La rivoluzione sociale concepita dagli anarchici è «la dissoluzione del governo
nell'organizzazione economica» (Proudhon), organizzazione sociale a tipo
collettivista e federalista secondo Bakunin e Kropotkin. Organizzazione dal
basso all'alto, integralmente democratica e distruggente le classi mediante la
socializzazione e la gestione diretta del nuovo ordine. Secondo Bakunin, è il
privilegio economico il fattore principale della potenza politica della
borghesia ed è lo Stato il naturale conservatore e creatore dei privilegi
sociali; quindi egli propugna una rivoluzione sociale, senza giacobinismi
terroristici ma radicalmente collettivista e antifascista.
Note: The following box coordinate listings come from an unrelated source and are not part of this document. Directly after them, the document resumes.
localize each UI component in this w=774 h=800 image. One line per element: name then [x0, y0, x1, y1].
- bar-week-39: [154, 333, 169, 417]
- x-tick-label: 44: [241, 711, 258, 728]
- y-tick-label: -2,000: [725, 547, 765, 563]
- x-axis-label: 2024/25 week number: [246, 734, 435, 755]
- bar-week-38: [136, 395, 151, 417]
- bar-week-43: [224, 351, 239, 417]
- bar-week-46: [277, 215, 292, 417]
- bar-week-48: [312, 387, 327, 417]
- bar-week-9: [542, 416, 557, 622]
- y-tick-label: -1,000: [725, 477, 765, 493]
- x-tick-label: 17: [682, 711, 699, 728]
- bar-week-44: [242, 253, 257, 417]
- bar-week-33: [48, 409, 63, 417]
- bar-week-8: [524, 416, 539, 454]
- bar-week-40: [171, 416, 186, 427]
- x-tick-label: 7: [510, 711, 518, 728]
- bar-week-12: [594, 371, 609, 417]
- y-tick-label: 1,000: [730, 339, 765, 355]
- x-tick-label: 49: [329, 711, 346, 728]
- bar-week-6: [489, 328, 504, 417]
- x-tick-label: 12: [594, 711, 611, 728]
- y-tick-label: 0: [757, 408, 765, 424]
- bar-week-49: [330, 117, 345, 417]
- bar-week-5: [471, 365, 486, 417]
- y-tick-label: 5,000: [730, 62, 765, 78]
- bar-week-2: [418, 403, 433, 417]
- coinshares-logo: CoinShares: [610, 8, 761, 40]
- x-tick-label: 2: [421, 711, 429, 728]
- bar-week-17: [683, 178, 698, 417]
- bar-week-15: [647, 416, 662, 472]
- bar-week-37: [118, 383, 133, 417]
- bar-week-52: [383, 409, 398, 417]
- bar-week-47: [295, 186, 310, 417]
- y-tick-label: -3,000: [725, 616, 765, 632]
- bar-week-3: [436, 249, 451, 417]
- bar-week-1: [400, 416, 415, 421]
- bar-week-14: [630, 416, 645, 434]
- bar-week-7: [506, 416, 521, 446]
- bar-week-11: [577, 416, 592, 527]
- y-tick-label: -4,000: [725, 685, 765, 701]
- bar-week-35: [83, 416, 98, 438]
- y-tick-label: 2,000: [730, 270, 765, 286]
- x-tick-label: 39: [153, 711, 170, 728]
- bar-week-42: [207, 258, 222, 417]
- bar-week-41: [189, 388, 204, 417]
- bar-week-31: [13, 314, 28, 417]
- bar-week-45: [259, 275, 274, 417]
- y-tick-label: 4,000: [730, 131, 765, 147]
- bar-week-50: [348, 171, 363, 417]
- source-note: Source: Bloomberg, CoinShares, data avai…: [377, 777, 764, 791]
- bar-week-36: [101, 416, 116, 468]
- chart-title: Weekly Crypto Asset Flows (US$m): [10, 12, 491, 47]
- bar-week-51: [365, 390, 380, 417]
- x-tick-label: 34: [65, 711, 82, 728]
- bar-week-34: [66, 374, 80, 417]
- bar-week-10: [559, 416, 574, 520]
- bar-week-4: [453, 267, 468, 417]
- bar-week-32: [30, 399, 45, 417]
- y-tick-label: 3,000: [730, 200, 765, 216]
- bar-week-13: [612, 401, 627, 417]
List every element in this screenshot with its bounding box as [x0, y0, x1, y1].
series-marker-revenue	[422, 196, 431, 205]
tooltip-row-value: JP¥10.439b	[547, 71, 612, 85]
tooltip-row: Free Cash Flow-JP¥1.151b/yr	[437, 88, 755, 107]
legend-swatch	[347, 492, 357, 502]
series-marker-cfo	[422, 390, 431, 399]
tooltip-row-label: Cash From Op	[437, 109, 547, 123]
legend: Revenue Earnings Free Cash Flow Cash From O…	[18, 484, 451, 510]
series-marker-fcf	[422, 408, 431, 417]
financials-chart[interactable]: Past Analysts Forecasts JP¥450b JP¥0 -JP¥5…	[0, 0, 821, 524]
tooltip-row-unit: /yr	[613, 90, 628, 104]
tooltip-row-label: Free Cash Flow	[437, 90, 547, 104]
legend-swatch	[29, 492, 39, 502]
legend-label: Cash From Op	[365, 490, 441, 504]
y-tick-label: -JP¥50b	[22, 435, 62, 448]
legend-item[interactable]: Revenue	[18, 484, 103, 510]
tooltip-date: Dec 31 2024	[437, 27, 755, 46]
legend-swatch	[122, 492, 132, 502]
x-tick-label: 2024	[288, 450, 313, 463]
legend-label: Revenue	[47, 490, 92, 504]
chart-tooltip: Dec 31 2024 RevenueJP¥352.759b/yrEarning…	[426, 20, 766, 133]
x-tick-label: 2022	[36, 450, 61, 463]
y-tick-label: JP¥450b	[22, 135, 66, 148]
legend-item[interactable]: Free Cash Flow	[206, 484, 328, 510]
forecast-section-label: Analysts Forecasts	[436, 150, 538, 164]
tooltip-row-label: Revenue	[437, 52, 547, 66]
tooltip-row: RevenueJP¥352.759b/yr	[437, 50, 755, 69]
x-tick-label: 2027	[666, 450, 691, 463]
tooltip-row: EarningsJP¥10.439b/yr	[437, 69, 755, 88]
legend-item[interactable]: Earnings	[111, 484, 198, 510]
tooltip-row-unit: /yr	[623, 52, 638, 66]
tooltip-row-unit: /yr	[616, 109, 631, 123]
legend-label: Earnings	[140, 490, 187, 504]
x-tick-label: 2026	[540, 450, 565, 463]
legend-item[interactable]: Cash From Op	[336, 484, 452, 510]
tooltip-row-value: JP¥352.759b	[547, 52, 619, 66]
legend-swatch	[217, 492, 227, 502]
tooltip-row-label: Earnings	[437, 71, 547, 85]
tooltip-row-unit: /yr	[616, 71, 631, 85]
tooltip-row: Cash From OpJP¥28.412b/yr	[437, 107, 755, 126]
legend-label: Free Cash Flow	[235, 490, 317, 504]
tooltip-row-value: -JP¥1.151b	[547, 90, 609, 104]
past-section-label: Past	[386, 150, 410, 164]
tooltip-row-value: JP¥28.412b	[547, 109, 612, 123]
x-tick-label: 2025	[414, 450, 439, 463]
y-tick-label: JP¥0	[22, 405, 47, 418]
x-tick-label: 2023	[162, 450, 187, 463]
E tutto il comunismo
libertario odierno è su questa linea.
Con il capitalismo e lo Stato, gli anarchici vogliono distrutti i partiti
autoritari. «Tutti i partiti senza eccezione - proclama Proudhon, fin dal 1849 -
in quanto aspirano al potere, sono delle varietà dell'assolutismo». Kropotkin
non farà che sviluppare la tesi che ogni idea di dittatura non è che il prodotto
del feticismo governativo, destinato a far abortire la rivoluzione sociale.
Da questo rapido exscursus mi pare risulti che la antistatismo anarchico è
teoricamente più coerente di quello marxista ed abbia nelle esperienze delle
ultime rivoluzioni conferme considerevoli (…)".